On Hellboy 2, I ran into a Bus Error when exporting an AAF with Embedded Media. This was strange, since I’d exported tons of AAFs with Embedded Media already, and there was no reason that this process should now not work. I was even more discouraged because Bus Errors, as any Mac Avid user knows, can be incredibly obtuse and can have any number of causes. Reproducing the error reliably took a little while to accomplish, but I soon figured out a pattern. I was sometimes able to export an AAF or two successfully out of however many reels I’d selected, but the more sequences I had in the bin I was exporting the AAF from, the more likely it was to crash during export. Not only that, but the first part of the AAF export process always seemed to work, it was in the time after consolidation but before actually writing the AAF file that Avid would crash.

What I took to doing as a workaround was creating new bins, putting just a few sequences in each, and exporting AAFs for only 2-3 reels at a time instead of all 7. But one day when I had time to spend on troubleshooting, I got to actually figuring out the cause, and it was much simpler than I had imagined. Basically, when you export an AAF with Embedded Media, what you are essentially doing are these 3 steps: consolidating a sequence, saving the bin, and then copying all of the newly-consolidated media into the AAF file as it’s being written.

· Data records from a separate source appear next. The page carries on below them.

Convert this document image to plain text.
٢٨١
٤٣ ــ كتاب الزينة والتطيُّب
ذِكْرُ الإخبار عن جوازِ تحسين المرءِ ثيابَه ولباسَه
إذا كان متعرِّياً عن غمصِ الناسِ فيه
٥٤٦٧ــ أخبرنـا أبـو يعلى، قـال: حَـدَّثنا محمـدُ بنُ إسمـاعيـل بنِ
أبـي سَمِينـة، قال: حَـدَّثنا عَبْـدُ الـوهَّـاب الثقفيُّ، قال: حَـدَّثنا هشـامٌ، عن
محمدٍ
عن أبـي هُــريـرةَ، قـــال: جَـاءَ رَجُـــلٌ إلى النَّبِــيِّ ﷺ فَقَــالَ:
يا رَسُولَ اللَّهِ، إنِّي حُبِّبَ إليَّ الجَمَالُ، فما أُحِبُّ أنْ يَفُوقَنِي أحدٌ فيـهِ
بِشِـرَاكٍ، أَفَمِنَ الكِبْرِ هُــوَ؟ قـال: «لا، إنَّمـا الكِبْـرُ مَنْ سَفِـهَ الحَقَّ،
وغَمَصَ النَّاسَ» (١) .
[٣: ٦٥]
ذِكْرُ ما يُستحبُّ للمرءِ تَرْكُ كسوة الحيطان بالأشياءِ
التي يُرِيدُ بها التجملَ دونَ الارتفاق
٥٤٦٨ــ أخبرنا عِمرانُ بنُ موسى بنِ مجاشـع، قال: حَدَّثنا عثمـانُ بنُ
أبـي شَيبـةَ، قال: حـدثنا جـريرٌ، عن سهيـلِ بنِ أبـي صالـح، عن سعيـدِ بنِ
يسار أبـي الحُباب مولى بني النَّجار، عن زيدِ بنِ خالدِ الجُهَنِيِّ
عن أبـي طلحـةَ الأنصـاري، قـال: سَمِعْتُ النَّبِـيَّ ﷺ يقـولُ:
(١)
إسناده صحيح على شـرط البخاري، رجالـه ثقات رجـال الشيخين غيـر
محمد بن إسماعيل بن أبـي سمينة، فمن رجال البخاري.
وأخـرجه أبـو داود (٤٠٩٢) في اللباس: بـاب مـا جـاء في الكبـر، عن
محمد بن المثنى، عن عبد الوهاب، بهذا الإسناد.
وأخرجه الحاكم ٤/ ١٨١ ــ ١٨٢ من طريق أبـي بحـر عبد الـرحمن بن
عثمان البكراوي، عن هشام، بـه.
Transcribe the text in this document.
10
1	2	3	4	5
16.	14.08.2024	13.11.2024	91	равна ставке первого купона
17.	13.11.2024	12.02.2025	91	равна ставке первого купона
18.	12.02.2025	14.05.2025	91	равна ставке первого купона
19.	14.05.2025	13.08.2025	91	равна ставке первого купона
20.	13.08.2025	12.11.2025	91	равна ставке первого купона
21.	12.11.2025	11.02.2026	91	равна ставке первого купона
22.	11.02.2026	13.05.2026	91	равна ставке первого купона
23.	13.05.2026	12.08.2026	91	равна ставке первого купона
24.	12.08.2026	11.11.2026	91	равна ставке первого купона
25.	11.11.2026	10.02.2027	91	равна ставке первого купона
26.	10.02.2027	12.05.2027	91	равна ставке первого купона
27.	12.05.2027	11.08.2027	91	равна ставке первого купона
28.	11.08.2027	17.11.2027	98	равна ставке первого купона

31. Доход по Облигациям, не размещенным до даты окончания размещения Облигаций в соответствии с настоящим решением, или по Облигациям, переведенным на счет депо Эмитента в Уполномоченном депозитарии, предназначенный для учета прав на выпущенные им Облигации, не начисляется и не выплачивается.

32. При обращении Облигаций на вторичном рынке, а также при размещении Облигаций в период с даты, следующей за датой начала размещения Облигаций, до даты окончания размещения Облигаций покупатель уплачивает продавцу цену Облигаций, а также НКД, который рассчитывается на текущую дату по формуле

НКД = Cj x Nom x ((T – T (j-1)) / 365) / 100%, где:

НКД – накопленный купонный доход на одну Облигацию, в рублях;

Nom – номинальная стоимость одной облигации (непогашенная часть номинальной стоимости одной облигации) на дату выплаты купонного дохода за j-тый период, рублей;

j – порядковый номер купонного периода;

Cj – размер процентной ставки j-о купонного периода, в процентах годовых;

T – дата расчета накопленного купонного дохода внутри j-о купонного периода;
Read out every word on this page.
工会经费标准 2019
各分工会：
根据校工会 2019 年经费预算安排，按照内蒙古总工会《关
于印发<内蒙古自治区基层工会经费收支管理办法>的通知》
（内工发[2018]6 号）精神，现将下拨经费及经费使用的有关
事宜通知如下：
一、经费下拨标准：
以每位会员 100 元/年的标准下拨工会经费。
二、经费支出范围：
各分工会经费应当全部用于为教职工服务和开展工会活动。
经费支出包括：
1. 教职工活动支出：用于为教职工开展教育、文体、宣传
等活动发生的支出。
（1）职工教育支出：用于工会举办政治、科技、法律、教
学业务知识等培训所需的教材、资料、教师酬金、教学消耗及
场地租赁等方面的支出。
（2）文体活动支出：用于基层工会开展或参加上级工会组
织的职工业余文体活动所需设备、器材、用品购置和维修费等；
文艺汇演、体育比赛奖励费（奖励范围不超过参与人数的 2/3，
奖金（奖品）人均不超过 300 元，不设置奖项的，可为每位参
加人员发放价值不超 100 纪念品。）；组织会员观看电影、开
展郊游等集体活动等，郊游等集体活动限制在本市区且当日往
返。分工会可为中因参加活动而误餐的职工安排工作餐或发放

I selected one of my sequences and did the consolidation manually, saved the bin manually, and then manually exported an AAF with the consolidated media. No problem. I then selected a second sequence, since I knew the problem didn’t always occur the first time around, and repeated the process. When I went to save I suddenly got a helpful error message that said I had too many clips in the bin for Avid to be able to save it. I moved a few sequences out of the bin and deleted the previously consolidated media that I no longer needed, and then Avid allowed me to save.

Based on that error message and my troubleshooting steps, it seemed that the problem during my AAF export was the same error without the helpful error message. After a reel or two had been consolidated, I then had too many clips in the bin for Avid to be able to save it. Additionally, all of the clips that were referenced in the sequences in that bin contributed to the total clip count. So even if I had only 6 sequences in the bin, in Avid’s eyes that bin still contained thousands and thousands of clips. The problem was simply that Avid only knew how to handle the error of having too many clips in a bin when you approached that limit through manual consolidation. When you wanted to do a compound process like exporting an AAF with embedded media, Avid ran into the same clip count limitation, but without the error code programmed in to handle it. And, at least on Macs, when Avid is overwhelmed or encounters an error it doesn’t know what to do with, it crashes out with a Bus Error.

So in this case, the workaround I came up with before I knew what the problem was ended up being the right solution anyway. But by knowing what the cause of the Bus Error was, I could not only avoid running into it, but I could also rule out any other, deeper problem.


When things start going wrong, don’t waste your time waiting for help. You are unlikely to break things more than they already are, and you’re actually more likely to fix it than you think. Just be patient, careful, and work your way through the steps it takes to recreate the problem until you can diagnose what the specific cause is. Between the steps you take to troubleshoot your problem, as well as the vast amount of troubleshooting information available on the Internet, you should be able to greatly decrease the amount of downtime you suffer due to technical problems.